Fondations et soubassement
Semelles coffrées et ferraillées, murs de soubassement en blocs à bancher ou en
parpaing, remblai drainant, réservations pour les réseaux. C'est la partie qu'on
ne reverra jamais et sur laquelle tout repose : si le niveau est faux ici,
il sera faux jusqu'au faîtage.
Murs en parpaing ou en béton
Élévation en parpaing montée au cordeau, chaînages verticaux dans les angles,
chaînage horizontal en tête de mur, linteaux au-dessus des ouvertures. C'est la
solution la plus courante pour un garage ou une extension, la plus rapide et la
plus simple à enduire ensuite.
Murs en pierre naturelle
Quand il faut que le neuf se marie avec un bâti ancien, ou simplement pour un
muret, un pilier ou un appentis visible depuis la route. On travaille la pierre du
pays : le détail des techniques est sur la page
maçonnerie traditionnelle en pierre.
Fondation coulée dans son coffrage bois, avec les poteaux scellés dans le frais et
maintenus par des étais le temps de la prise. Le ferraillage dépasse pour la suite
du chantier.
Ce qu'on fait, et ce qu'on ne fait pas
On est maçons, pas constructeurs. On prend tout le gros œuvre : terrassement,
fondations, dalle, murs, linteaux, enduits. La charpente, la couverture, les
menuiseries, l'électricité et la plomberie sont faites par les corps de métier
concernés, avec qui on se cale sur le planning pour que personne n'attende. Si vous
n'avez pas encore d'artisan pour ces lots, on peut vous en indiquer sur le secteur.
Élévation neuve en parpaing greffée sur les murs en pierre d'origine, encadrements
en pierre de taille conservés et planelle béton coulée en tête de mur pour recevoir
la suite.
Extension : agrandir sans dénaturer
Une chambre en plus, un salon qui ouvre sur le jardin, une cuisine agrandie, un
garage accolé, une surélévation pour gagner un étage. Une extension réussie, c'est
celle qu'un visiteur ne repère pas : elle a l'air d'avoir toujours été là.

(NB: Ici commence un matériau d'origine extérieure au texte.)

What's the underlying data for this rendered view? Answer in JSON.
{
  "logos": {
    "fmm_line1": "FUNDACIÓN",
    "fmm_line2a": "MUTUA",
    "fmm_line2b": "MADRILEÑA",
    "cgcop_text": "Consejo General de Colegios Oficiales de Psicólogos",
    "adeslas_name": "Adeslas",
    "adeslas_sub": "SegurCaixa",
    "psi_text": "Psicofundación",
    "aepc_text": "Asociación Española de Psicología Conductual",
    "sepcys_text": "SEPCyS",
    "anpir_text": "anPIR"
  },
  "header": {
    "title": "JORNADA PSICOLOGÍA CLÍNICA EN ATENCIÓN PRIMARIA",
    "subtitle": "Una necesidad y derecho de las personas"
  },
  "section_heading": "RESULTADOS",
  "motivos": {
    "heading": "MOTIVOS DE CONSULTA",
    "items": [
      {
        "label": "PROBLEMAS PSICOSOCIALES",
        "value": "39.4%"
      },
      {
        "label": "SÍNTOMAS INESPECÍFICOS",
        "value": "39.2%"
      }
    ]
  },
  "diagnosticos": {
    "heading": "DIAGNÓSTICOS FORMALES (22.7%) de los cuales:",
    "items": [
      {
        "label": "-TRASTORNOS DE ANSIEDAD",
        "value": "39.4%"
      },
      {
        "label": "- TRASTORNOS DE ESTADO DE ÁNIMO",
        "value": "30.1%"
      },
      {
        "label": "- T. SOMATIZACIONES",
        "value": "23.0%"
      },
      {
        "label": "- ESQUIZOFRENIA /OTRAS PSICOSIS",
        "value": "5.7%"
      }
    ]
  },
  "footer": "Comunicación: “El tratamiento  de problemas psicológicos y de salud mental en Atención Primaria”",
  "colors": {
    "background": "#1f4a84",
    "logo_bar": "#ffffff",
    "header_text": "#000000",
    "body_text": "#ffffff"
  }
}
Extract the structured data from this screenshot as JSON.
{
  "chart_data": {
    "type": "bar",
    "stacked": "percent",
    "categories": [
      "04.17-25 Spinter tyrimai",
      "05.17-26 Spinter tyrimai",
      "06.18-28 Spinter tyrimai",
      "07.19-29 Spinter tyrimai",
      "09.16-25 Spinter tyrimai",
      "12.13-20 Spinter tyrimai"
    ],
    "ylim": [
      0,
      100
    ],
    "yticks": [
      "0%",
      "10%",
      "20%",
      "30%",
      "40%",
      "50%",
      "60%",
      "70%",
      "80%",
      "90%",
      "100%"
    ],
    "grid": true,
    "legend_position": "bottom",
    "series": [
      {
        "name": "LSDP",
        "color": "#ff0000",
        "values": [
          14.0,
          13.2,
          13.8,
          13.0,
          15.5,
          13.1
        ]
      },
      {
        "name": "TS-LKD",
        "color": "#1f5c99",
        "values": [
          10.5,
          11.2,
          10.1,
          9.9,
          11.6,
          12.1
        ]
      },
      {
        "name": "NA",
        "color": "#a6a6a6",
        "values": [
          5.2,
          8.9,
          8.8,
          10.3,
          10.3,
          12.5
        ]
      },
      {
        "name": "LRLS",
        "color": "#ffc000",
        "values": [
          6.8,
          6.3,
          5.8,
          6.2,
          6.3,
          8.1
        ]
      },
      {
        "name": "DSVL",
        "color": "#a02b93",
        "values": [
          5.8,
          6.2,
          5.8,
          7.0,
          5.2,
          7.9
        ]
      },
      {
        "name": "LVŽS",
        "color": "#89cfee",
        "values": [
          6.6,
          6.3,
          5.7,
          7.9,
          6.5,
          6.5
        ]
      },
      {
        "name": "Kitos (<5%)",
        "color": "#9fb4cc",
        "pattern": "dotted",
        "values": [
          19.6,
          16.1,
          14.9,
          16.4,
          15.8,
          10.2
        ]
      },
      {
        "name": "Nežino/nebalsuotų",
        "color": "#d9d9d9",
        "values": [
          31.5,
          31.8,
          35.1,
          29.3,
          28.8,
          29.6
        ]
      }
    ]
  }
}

Ça se joue sur des détails de maçon. La hauteur du nouveau sol par rapport à
l'ancien. Le matériau et la teinte de l'enduit. La largeur des encadrements de
fenêtre, qui doit reprendre celle des existants. Le sens du faîtage. Sur une maison
bretonne en pierre, on peut aussi parementer l'extension en pierre du pays pour que
la façade reste d'un seul tenant.
La jonction avec l'existant
C'est le point technique de tout agrandissement. Les fondations de l'extension sont
neuves, donc elles vont se tasser un peu, alors que celles de la maison ont fini
leur vie de tassement depuis longtemps. On laisse donc un joint de rupture entre les
deux bâtis : chacun travaille de son côté et la jonction ne se fend pas. Et
comme il faut presque toujours percer le mur existant pour raccorder les deux
volumes, cette partie est traitée en détail sur la page
ouverture de mur porteur, IPN et linteaux.
Rénovation de bâtiment et reprise de structure
Un corps de ferme, une longère, une dépendance qui n'a pas servi depuis trente ans,
une maison en pierre à remettre debout. C'est le chantier le plus courant du secteur,
et celui où il faut regarder avant de démolir : dans un bâti ancien, presque tous
les murs participent à la tenue de l'ensemble.
Dépendance en pierre reprise à découvert : arase de mur refaite, sablière
bois posée en attente de charpente, ouvertures redressées avec leurs linteaux et
leurs jambages en granit. Le pignon d'origine est conservé.
Reprise de structure
Reconstruire un arase de mur avant de reposer la charpente, remplacer un linteau
fendu, reprendre un pignon éventré, refaire un jambage descellé, reprendre une
fondation ou un soubassement en sous-œuvre quand le mur a bougé. On étaie
d'abord, on démonte ensuite.
Murs porteurs et cloisons
Redistribuer les pièces demande presque toujours de toucher à un mur. On
identifie ce qui porte, on reprend la charge, puis on abat. La cloison qui ne
porte rien part en une matinée, le mur porteur se remplace par une poutre.
Enduits et finitions
Enduit de façade, reprise après travaux, rejointoiement. Sur le bâti ancien on
reste sur les mélanges terre-chaux et sable-chaux plutôt que sur le ciment, pour
que le mur continue d'évacuer son humidité.
Soubassement neuf monté en pied de mur, ouverture de porte dégagée jusqu'à la
pierre. Le terrain est décaissé et attend sa dalle.
Le bon ordre, sur une rénovation
On commence par le hors d'eau et la structure : reprise des murs, arases,
linteaux, charpente. On ouvre ensuite ce qui doit l'être, on coule les dalles et
les planchers, et on finit par les enduits. Fait dans cet ordre, rien n'est à
refaire deux fois. Fait à l'envers, on recasse un enduit neuf pour passer une
poutre.
Sur le volet pierre pure (rejointoiement à la chaux, encadrement en pierre de
taille, muret), tout est détaillé sur la page
maçonnerie traditionnelle en pierre.
15 ans
d'expérience
Devis
gratuit
Camion
pompe à bras
Garantie
Décennale
La question que tout le monde se pose
Déclaration préalable ou permis de construire ?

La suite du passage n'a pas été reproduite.